The 21-year-old Dominican started at shortstop and was 1-for-4 in last night’s 5-4 loss to the Colorado Rockies. Manager Terry Collins told Marc Carig of Newsday after the game that Rosario would be the team’s “primary guy” at the position, though he would not play every day.
That doesn't take away from the fact that fans are going to go nuts every time Rosario comes up to bat, as he entered the season listed as the Mets' No. 1 prospect. Despite that, fans should have realistic expectations when it comes to the young infielder.
Rosario the prospect
Rosario spent all of 2017 at Triple-A Las Vegas prior to being called up and did quite well there.

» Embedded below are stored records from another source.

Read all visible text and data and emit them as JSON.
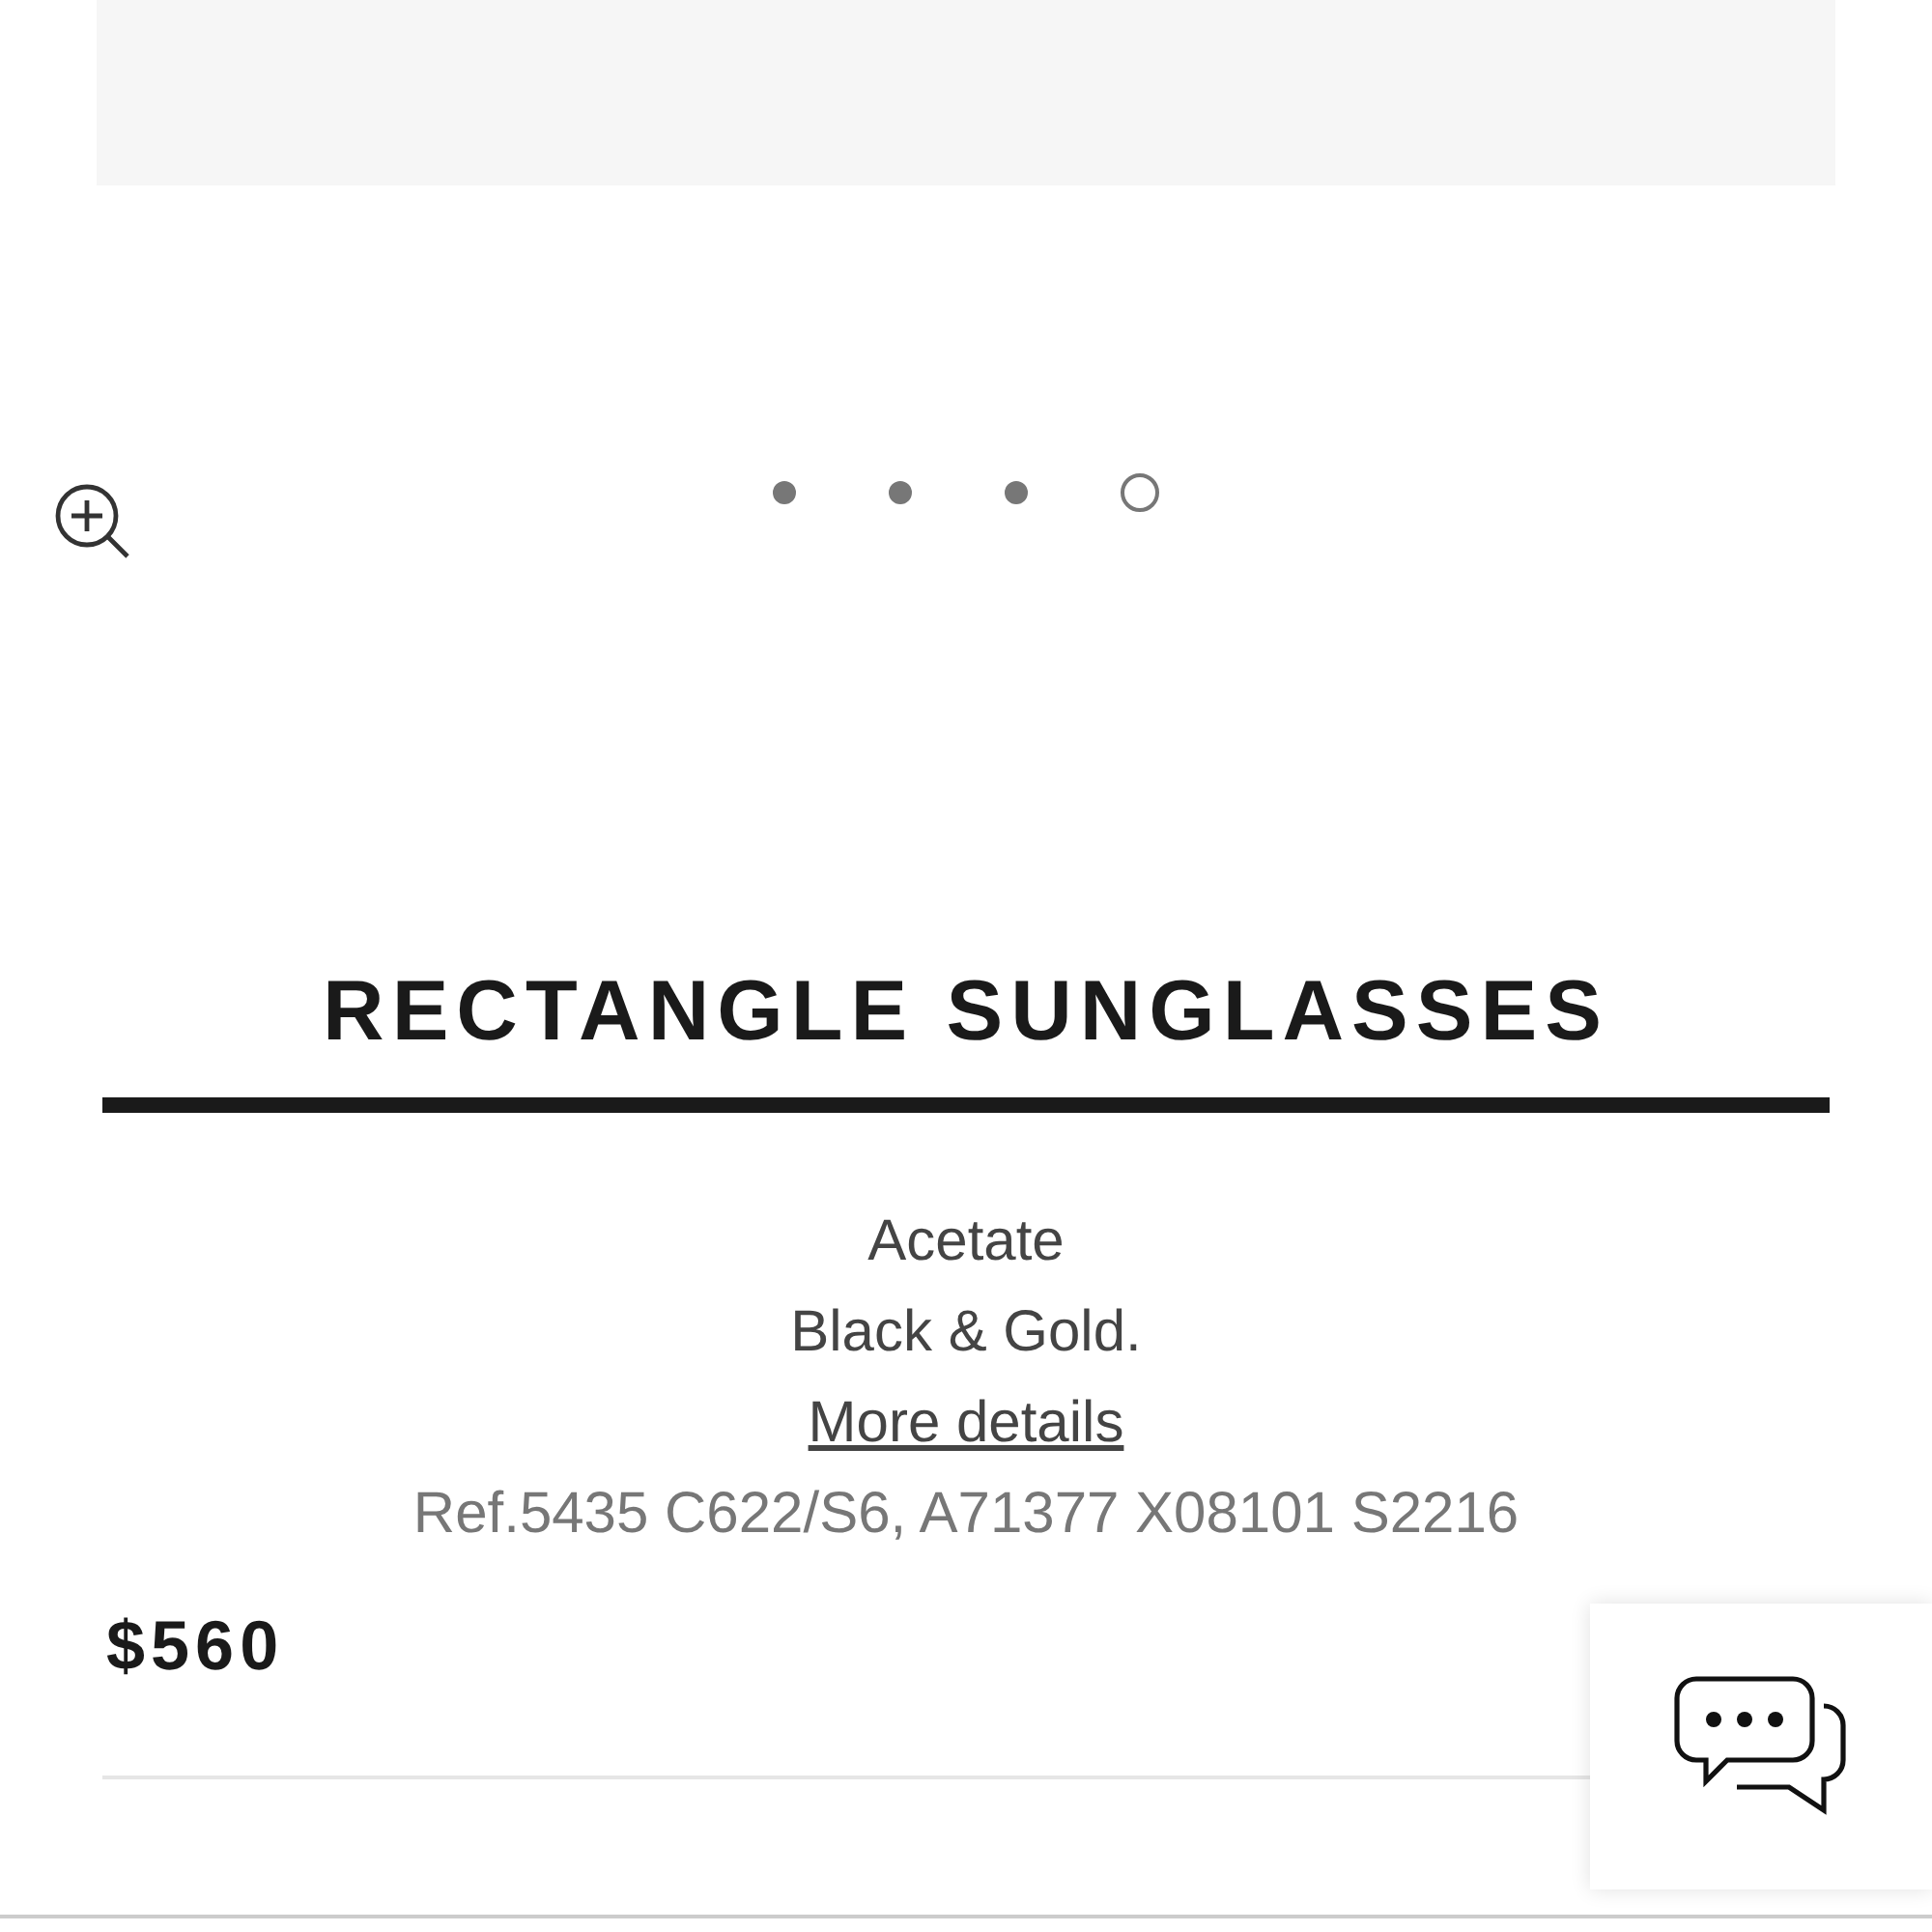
{
  "carousel": {
    "dots": [
      {
        "selected": false
      },
      {
        "selected": false
      },
      {
        "selected": false
      },
      {
        "selected": true
      }
    ]
  },
  "product": {
    "title": "RECTANGLE SUNGLASSES",
    "material": "Acetate",
    "finish": "Black & Gold.",
    "details_link": "More details",
    "reference": "Ref.5435 C622/S6, A71377 X08101 S2216",
    "price": "$560"
  }
}
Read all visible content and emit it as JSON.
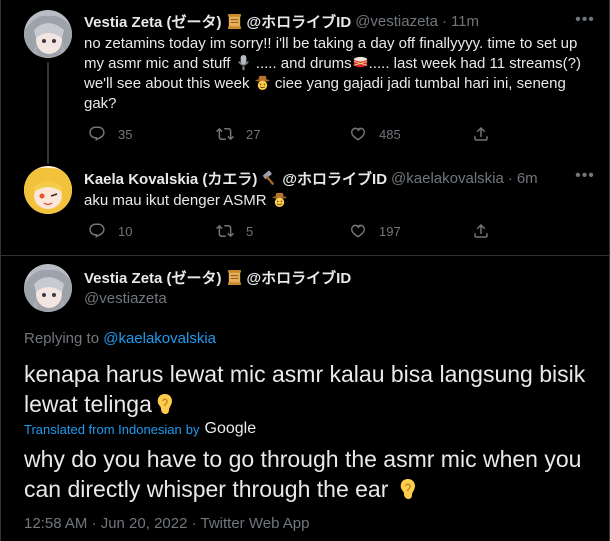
{
  "tweet1": {
    "name": "Vestia Zeta (ゼータ)",
    "org": "@ホロライブID",
    "handle": "@vestiazeta",
    "time": "11m",
    "line1": "no zetamins today im sorry!! i'll be taking a day off finallyyyy. time to set up",
    "line2a": "my asmr mic and stuff",
    "line2b": "..... and drums",
    "line2c": "..... last week had 11 streams(?)",
    "line3a": "we'll see about this week",
    "line3b": "ciee yang gajadi jadi tumbal hari ini, seneng",
    "line4": "gak?",
    "replies": "35",
    "retweets": "27",
    "likes": "485"
  },
  "tweet2": {
    "name": "Kaela Kovalskia (カエラ)",
    "org": "@ホロライブID",
    "handle": "@kaelakovalskia",
    "time": "6m",
    "text": "aku mau ikut denger ASMR",
    "replies": "10",
    "retweets": "5",
    "likes": "197"
  },
  "main": {
    "name": "Vestia Zeta (ゼータ)",
    "org": "@ホロライブID",
    "handle": "@vestiazeta",
    "replying_prefix": "Replying to",
    "replying_to": "@kaelakovalskia",
    "text_line1": "kenapa harus lewat mic asmr kalau bisa langsung bisik",
    "text_line2": "lewat telinga",
    "translated_label": "Translated from Indonesian",
    "translated_by": "by",
    "translator": "Google",
    "translation_line1": "why do you have to go through the asmr mic when you",
    "translation_line2": "can directly whisper through the ear",
    "timestamp": "12:58 AM · Jun 20, 2022 · Twitter Web App"
  },
  "icons": {
    "reply": "reply-icon",
    "retweet": "retweet-icon",
    "like": "heart-icon",
    "share": "share-icon",
    "more": "more-icon"
  },
  "colors": {
    "background": "#000000",
    "text": "#e7e9ea",
    "muted": "#71767b",
    "link": "#1d9bf0",
    "border": "#2f3336"
  }
}
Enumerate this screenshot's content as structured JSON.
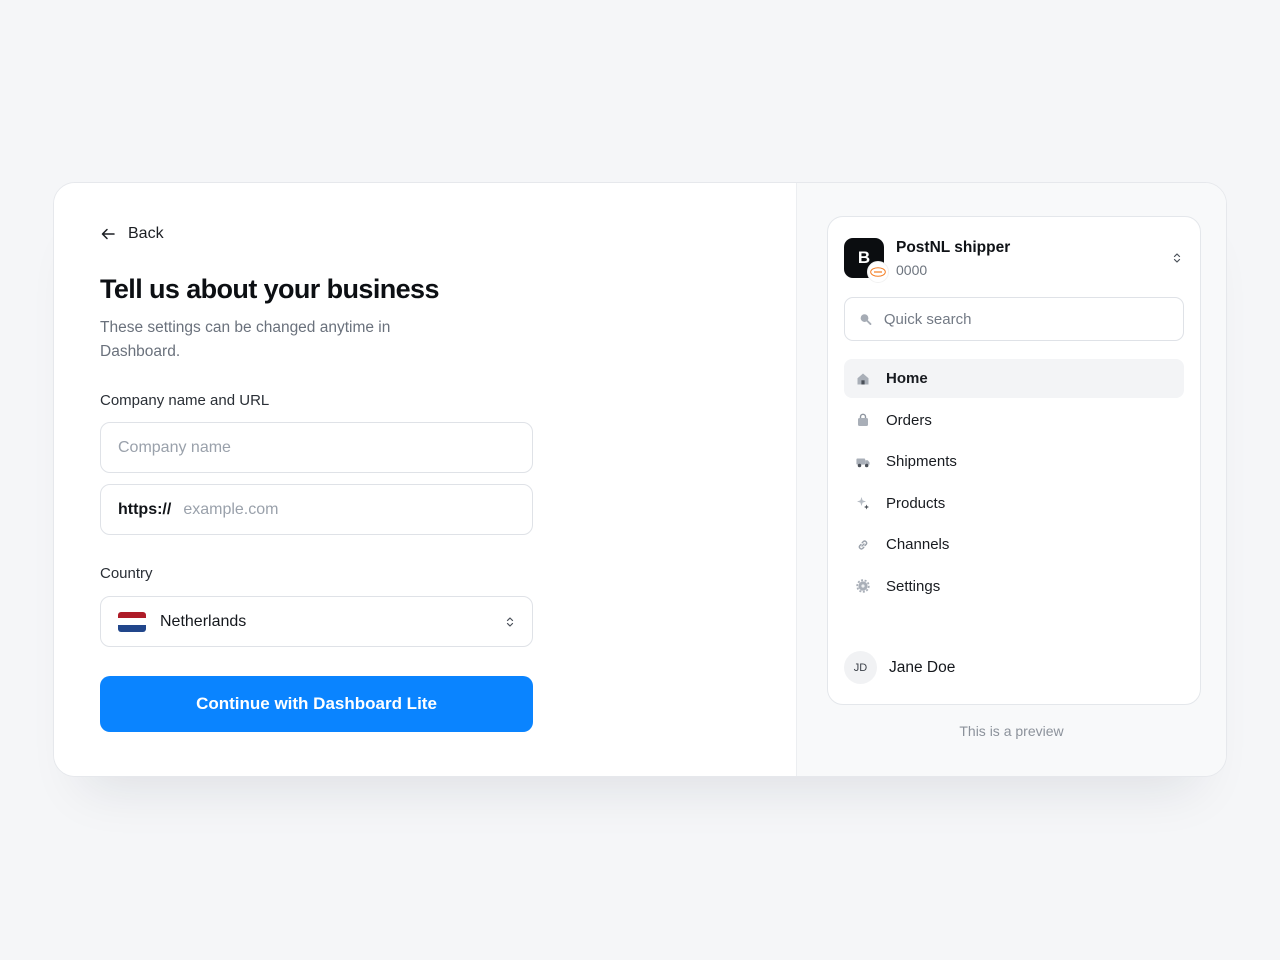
{
  "form": {
    "back_label": "Back",
    "title": "Tell us about your business",
    "subtitle": "These settings can be changed anytime in Dashboard.",
    "company_section_label": "Company name and URL",
    "company_name_value": "",
    "company_name_placeholder": "Company name",
    "url_prefix": "https://",
    "url_value": "",
    "url_placeholder": "example.com",
    "country_label": "Country",
    "country_value": "Netherlands",
    "submit_label": "Continue with Dashboard Lite"
  },
  "preview": {
    "account": {
      "logo_letter": "B",
      "name": "PostNL shipper",
      "id": "0000"
    },
    "search_placeholder": "Quick search",
    "nav": [
      {
        "label": "Home",
        "icon": "home-icon",
        "active": true
      },
      {
        "label": "Orders",
        "icon": "shopping-bag-icon",
        "active": false
      },
      {
        "label": "Shipments",
        "icon": "truck-icon",
        "active": false
      },
      {
        "label": "Products",
        "icon": "sparkle-icon",
        "active": false
      },
      {
        "label": "Channels",
        "icon": "link-icon",
        "active": false
      },
      {
        "label": "Settings",
        "icon": "gear-icon",
        "active": false
      }
    ],
    "user": {
      "initials": "JD",
      "name": "Jane Doe"
    },
    "note": "This is a preview"
  },
  "colors": {
    "primary": "#0a84ff",
    "page_bg": "#f5f6f8",
    "flag_red": "#ae1c28",
    "flag_white": "#ffffff",
    "flag_blue": "#21468b",
    "postnl_orange": "#f47c20"
  }
}
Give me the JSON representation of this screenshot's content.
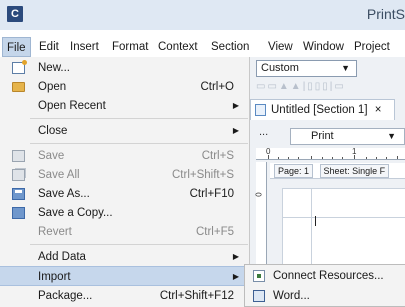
{
  "app": {
    "icon_letter": "C",
    "title": "PrintS"
  },
  "menubar": [
    "File",
    "Edit",
    "Insert",
    "Format",
    "Context",
    "Section",
    "View",
    "Window",
    "Project"
  ],
  "toolbar": {
    "style_dropdown": "Custom",
    "doc_tab": "Untitled [Section 1]",
    "tab_close": "×",
    "ellipsis": "...",
    "view_dropdown": "Print",
    "ruler_h": [
      "0",
      "1"
    ],
    "ruler_v": "0",
    "page_label": "Page: 1",
    "sheet_label": "Sheet: Single F"
  },
  "file_menu": [
    {
      "label": "New...",
      "icon": "new-file-icon"
    },
    {
      "label": "Open",
      "shortcut": "Ctrl+O",
      "icon": "open-folder-icon"
    },
    {
      "label": "Open Recent",
      "submenu": true
    },
    {
      "separator": true
    },
    {
      "label": "Close",
      "submenu": true
    },
    {
      "separator": true
    },
    {
      "label": "Save",
      "shortcut": "Ctrl+S",
      "disabled": true,
      "icon": "save-icon"
    },
    {
      "label": "Save All",
      "shortcut": "Ctrl+Shift+S",
      "disabled": true,
      "icon": "save-all-icon"
    },
    {
      "label": "Save As...",
      "shortcut": "Ctrl+F10",
      "icon": "save-as-icon"
    },
    {
      "label": "Save a Copy...",
      "icon": "save-copy-icon"
    },
    {
      "label": "Revert",
      "shortcut": "Ctrl+F5",
      "disabled": true
    },
    {
      "separator": true
    },
    {
      "label": "Add Data",
      "submenu": true
    },
    {
      "label": "Import",
      "submenu": true,
      "highlighted": true
    },
    {
      "label": "Package...",
      "shortcut": "Ctrl+Shift+F12"
    }
  ],
  "import_submenu": [
    {
      "label": "Connect Resources...",
      "icon": "connect-resources-icon"
    },
    {
      "label": "Word...",
      "icon": "word-document-icon"
    }
  ],
  "colors": {
    "titlebar": "#dfe8f3",
    "menu_background": "#f3f3f3",
    "highlight": "#c6d7ec",
    "disabled_text": "#8a8a8a"
  }
}
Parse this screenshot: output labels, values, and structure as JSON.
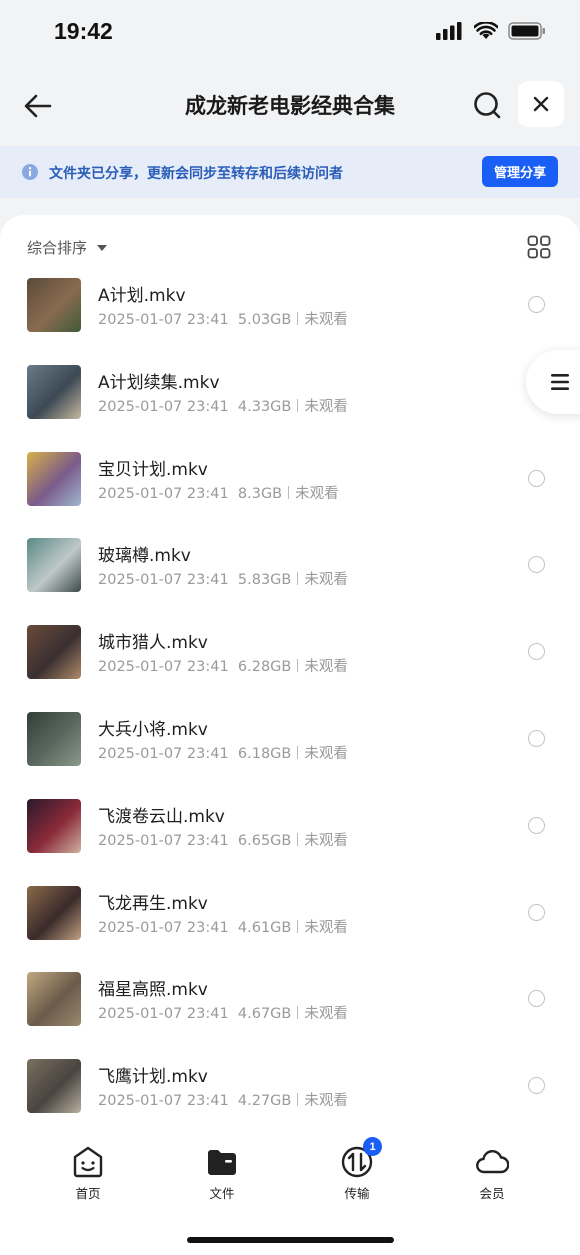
{
  "status_bar": {
    "time": "19:42"
  },
  "header": {
    "title": "成龙新老电影经典合集"
  },
  "share_banner": {
    "text": "文件夹已分享，更新会同步至转存和后续访问者",
    "button_label": "管理分享"
  },
  "sort": {
    "label": "综合排序"
  },
  "files": [
    {
      "name": "A计划.mkv",
      "date": "2025-01-07 23:41",
      "size": "5.03GB",
      "status": "未观看"
    },
    {
      "name": "A计划续集.mkv",
      "date": "2025-01-07 23:41",
      "size": "4.33GB",
      "status": "未观看"
    },
    {
      "name": "宝贝计划.mkv",
      "date": "2025-01-07 23:41",
      "size": "8.3GB",
      "status": "未观看"
    },
    {
      "name": "玻璃樽.mkv",
      "date": "2025-01-07 23:41",
      "size": "5.83GB",
      "status": "未观看"
    },
    {
      "name": "城市猎人.mkv",
      "date": "2025-01-07 23:41",
      "size": "6.28GB",
      "status": "未观看"
    },
    {
      "name": "大兵小将.mkv",
      "date": "2025-01-07 23:41",
      "size": "6.18GB",
      "status": "未观看"
    },
    {
      "name": "飞渡卷云山.mkv",
      "date": "2025-01-07 23:41",
      "size": "6.65GB",
      "status": "未观看"
    },
    {
      "name": "飞龙再生.mkv",
      "date": "2025-01-07 23:41",
      "size": "4.61GB",
      "status": "未观看"
    },
    {
      "name": "福星高照.mkv",
      "date": "2025-01-07 23:41",
      "size": "4.67GB",
      "status": "未观看"
    },
    {
      "name": "飞鹰计划.mkv",
      "date": "2025-01-07 23:41",
      "size": "4.27GB",
      "status": "未观看"
    }
  ],
  "tab_bar": {
    "tabs": [
      {
        "label": "首页",
        "icon": "smile-face-icon"
      },
      {
        "label": "文件",
        "icon": "folder-icon"
      },
      {
        "label": "传输",
        "icon": "transfer-icon",
        "badge": "1"
      },
      {
        "label": "会员",
        "icon": "cloud-icon"
      }
    ]
  },
  "colors": {
    "accent": "#1a5ff5",
    "banner_bg": "#e6ecf8",
    "banner_text": "#2a5db8",
    "top_bg": "#f2f3f5"
  }
}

He hit .328 with seven home runs, 58 RBI, and 19 steals in 94 games there and is definitely a contact-first hitter. That should suit him perfectly in a larger stadium like Citifield.
And, like any young player, Rosario comes with concerns. Though a career .291 hitter in the minors, his OBP was only .336. Oddly enough, he only posted 333 strikeouts in 1,775 at-bats. He did, however, only manage 115 total walks.
Rosario also comes with some fielding concerns, as he made 17 errors at shortstop in Las Vegas this year. There are going to be growing pains with this young man, but his overall potential makes him well worth the wait.
At this stage of the game, Rosario projects as a shortstop prospect whose ability to get plenty of extra base hits will compensate for his current lack of elite home run power. He certainly could develop more in the latter category, but he's still just 21 years old and needs to prioritize patience at the plate and defense.
He is not with the Mets to hit home runs, but rather to be simply effective both at the plate and on the field. He needs to take advantage of his home stadium's expansive outfield and drive the ball into the gaps for doubles and triples when not legging out singles and using his speed on the basepaths. He needs to provide the Mets their best shortstop prospect since Jose Reyes.
Most important of all, Rosario needs to give Mets fans a glimmer of hope for next year after injuries robbed the team of what was expected to be a strong 2017.
Amed Rosario thus projects as something of a Didi Gregorius type, only without the home run power (at least for now). His ceiling could certainly expand but even as someone who just hits the occasional home run while relying primarily on in-stadium extra base hits, the fans should be more than satisfied with that.